WHAT IS RISK MANAGEMENT?

In common use, risk management is the general term used to describe the processes and systems used to deal with risk. 

So understanding risk management, not surprisingly, requires understanding risk.  
 

"Risk" is a very commonly used word with a meaning that continues to evolve.  The Society considers that the definition of risk given in first international standard (published in 2009) on risk management ( ISO 31000) "the effect of uncertainty on objectives" is the most useful one.

This definition makes it clear that the key aspect of understanding risk is understanding the effect of an uncertain event on objectives.  So, the "risk" isn't the chance of having a fire (for example) but the chance that value will be destroyed and or income flow disrupted should a fire occur - assuming preserving value and income flow were part of the objective.

From this, it can be seen that risk is particular to the objectives of the individual, organisation (or even society as a whole).  Risk arises because those objectives are pursued against an uncertain background. Although individuals and organisations control their objectives, they cannot fully control or predict all the events that happen in environment in which they operate.   It is these uncertain events, overlaid on the particular objectives, which generate risk.
 
Risk is usually characterised by describing both the effects or consequences and the chance of experiencing those consequences (known as "likelihood").  The level of any particular risk can be expressed by combining the two considerations (i.e. the potential consequence in terms of the objectives, and the likelihood of those consequences being experienced).
 
Because risk is directly linked to objectives, risk is not inherently "bad".  Many objectives can only be achieved by being willing to accept at least some risk. If risk can be managed effectively, opportunities can be exploited and hazards avoided.
 
Small wonder then that it is beneficial for individuals, organisations and governments to become increasingly proficient at understanding risks and knowing whether, how and when to "treat" those risks in order to improve the chance of realising objectives.
 
So risk management provides a disciplined and structured way of describing what you want to achieve (objectives), working out what might affect that, how likely it is, deciding what systems and protocols to put in place to address those situations, and putting them in place.  Good risk management also means two way communication with those affected, and continually monitoring what is going on.
 
The most common misconception about risk management is that its purpose is to avoid risk. In fact, its purpose is to make success more likely.  As one commentator put it, "effective risk management allows you to run faster".
 

HOW  "OBJECTIVES" CREATE RISKS

Example 1 - Living in Wellington

Some people live in Wellington for positive reasons to do with work, lifestyle, climate or being close to the body politic. This choice is made notwithstanding that about every 500 years or so, they and their city is highly likely to be subjected to sudden and very high ground accelerations when the Wellington earthquake fault next ruptures as a result of the continual build up of strain through movement of the earth's tectonic plates beneath. The risk that their objectives in living in Wellington could be thwarted by death, injury and massive disruption to day to day life is managed through building codes, resilient infrastructure, earthquake insurance and personal precautionary behaviours (such as storing a few days food and water and bolting down heavy furniture). 
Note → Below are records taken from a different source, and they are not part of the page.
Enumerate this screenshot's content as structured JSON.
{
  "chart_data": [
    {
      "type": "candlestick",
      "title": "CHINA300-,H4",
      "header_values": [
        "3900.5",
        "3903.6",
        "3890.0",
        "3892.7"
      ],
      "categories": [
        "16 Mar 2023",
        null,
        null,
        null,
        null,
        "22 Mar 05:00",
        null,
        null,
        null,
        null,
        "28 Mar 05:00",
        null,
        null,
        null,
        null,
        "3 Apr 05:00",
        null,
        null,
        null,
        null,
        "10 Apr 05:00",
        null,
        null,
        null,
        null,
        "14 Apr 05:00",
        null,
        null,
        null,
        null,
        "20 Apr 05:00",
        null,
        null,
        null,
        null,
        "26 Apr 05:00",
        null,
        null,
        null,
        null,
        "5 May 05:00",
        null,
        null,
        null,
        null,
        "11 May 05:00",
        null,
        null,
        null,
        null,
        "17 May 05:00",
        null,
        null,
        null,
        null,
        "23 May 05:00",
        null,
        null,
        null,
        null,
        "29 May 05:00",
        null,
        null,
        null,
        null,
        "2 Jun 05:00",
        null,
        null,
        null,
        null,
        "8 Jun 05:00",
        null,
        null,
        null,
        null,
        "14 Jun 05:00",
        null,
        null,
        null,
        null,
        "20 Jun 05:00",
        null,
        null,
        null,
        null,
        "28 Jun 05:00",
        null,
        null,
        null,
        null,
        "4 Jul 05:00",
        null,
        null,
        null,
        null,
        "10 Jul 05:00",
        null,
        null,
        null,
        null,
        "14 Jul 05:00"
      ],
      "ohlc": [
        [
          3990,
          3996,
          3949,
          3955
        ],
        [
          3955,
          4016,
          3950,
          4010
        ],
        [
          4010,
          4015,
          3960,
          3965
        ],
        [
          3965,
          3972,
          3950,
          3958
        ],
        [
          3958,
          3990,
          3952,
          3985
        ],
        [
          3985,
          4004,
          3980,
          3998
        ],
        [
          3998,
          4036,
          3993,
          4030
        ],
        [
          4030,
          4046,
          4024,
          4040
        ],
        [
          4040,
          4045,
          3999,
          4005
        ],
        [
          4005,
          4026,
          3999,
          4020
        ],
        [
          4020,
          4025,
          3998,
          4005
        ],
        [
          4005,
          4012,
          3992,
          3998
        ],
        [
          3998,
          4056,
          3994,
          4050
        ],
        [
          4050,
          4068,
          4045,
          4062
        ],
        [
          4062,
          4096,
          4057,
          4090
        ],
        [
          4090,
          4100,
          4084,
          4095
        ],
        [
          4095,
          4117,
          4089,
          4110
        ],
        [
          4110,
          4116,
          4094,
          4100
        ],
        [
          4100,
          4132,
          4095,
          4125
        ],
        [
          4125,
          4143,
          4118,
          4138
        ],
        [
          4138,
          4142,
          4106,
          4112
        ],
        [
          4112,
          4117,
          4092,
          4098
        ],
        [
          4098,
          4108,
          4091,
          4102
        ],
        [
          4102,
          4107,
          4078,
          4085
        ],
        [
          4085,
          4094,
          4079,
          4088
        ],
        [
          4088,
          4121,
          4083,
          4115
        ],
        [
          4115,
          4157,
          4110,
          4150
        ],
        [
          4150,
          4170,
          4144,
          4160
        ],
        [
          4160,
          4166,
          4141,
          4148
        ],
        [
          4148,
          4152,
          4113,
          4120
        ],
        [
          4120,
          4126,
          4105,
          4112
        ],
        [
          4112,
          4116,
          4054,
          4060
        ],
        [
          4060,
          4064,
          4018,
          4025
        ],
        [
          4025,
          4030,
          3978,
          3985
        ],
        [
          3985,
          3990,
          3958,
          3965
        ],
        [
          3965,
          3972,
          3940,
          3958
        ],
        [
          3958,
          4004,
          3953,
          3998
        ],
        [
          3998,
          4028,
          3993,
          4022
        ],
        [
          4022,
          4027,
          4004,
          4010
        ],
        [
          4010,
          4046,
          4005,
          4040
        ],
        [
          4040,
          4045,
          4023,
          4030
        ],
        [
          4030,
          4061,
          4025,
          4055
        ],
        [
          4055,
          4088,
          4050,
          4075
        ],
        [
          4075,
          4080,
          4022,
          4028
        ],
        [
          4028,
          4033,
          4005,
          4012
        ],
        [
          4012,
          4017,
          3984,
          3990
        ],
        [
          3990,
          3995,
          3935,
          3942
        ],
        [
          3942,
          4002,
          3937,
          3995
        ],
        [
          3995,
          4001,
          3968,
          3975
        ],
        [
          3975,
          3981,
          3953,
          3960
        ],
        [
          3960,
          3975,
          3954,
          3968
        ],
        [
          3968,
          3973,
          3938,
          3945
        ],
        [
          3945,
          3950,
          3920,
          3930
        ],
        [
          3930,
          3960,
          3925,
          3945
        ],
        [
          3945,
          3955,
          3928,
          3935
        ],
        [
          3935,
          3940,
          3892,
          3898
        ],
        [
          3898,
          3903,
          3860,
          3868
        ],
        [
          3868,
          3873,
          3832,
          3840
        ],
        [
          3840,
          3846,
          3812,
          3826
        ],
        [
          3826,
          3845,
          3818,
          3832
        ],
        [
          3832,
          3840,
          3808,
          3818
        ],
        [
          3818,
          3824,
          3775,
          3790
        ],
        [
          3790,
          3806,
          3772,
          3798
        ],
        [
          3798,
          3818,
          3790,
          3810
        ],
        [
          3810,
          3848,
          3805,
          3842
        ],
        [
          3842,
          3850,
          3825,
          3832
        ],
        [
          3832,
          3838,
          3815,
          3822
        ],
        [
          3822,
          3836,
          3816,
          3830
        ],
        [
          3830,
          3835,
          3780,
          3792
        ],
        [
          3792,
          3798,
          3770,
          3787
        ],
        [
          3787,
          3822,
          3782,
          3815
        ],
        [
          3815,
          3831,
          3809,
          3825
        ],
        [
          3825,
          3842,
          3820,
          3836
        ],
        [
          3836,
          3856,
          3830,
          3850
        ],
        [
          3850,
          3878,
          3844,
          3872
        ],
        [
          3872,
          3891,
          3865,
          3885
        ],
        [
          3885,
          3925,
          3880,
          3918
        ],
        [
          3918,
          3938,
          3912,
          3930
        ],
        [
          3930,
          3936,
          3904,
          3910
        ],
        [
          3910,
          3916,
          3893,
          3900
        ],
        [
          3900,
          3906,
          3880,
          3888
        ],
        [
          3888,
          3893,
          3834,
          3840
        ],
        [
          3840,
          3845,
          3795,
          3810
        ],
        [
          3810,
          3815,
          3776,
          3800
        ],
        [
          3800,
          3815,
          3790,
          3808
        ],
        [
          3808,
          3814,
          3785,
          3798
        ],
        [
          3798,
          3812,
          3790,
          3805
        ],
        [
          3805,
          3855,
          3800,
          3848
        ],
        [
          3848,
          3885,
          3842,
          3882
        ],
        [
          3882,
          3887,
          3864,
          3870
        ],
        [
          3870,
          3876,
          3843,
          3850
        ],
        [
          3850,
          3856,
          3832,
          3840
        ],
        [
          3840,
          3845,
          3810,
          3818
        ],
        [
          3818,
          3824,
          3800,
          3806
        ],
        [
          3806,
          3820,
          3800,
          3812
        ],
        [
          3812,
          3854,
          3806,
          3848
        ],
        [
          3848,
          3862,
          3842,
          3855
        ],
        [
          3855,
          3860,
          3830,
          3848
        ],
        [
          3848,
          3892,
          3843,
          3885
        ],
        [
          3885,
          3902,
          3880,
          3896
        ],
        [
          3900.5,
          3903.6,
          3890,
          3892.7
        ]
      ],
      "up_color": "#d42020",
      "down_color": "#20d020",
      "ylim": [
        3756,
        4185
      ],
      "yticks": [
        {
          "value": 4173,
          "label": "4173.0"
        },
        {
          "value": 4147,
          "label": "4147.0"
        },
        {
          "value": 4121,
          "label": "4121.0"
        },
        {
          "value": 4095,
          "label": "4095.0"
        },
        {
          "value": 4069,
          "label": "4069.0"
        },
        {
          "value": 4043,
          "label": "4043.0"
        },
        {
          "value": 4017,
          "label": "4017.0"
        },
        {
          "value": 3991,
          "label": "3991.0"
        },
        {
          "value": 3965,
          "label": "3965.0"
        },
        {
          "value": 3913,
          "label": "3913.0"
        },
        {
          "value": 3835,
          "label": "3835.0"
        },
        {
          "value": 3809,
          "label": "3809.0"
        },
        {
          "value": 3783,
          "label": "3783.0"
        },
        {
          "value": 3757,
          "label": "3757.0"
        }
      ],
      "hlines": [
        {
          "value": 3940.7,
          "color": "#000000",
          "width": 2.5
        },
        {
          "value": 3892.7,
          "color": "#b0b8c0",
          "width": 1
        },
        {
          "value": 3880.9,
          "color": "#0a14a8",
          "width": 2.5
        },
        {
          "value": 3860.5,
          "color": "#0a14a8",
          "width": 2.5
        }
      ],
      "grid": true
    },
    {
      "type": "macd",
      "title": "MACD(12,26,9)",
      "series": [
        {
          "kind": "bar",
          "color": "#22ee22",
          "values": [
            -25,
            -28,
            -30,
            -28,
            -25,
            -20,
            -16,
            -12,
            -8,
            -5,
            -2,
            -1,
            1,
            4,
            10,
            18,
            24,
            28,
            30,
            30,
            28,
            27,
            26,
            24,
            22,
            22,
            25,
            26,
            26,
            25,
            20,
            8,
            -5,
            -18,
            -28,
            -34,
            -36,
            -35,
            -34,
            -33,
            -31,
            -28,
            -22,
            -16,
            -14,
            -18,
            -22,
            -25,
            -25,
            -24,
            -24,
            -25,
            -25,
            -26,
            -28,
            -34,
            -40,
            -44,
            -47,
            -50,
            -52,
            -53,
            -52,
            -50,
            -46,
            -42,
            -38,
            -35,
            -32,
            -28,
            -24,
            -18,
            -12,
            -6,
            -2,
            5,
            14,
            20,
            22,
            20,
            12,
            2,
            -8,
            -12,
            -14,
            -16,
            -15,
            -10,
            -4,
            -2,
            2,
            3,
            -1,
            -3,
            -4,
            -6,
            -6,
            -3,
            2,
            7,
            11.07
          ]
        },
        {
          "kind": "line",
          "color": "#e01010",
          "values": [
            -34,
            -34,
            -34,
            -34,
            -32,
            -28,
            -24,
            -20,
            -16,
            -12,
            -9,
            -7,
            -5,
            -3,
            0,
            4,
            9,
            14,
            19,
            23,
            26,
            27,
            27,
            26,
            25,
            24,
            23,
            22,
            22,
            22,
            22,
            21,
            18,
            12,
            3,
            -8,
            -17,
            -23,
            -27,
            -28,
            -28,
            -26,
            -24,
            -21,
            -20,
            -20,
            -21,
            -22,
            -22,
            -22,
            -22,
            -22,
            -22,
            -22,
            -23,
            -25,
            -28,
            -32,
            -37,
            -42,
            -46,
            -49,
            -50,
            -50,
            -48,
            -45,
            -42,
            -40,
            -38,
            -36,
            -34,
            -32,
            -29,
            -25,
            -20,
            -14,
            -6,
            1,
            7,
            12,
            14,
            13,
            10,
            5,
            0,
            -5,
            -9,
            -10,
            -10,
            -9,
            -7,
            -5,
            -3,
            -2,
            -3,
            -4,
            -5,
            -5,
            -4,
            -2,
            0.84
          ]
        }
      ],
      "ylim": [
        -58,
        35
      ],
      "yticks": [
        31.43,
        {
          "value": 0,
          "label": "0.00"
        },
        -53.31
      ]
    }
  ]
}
Example 2 - Investing in commercial ventures

Other people invest money in commercial ventures with the objective of generating wealth. They do this knowing that achieving this objective requires many things including; operating in competitive and regulated environments, establishing and preserving a good reputation, relying on expensive staff whose capabilities are not completely known, facing  uncertain exchange rates and raw material costs, and not knowing exactly what the demand is for the organisation's products or services. The risks to the objective of  generating wealth can be managed by, for example, sound market analysis and strategic planning, good governance, careful staff selection, continual monitoring of the external environment and responding in an agile way to change - in short by understanding and controlling risk.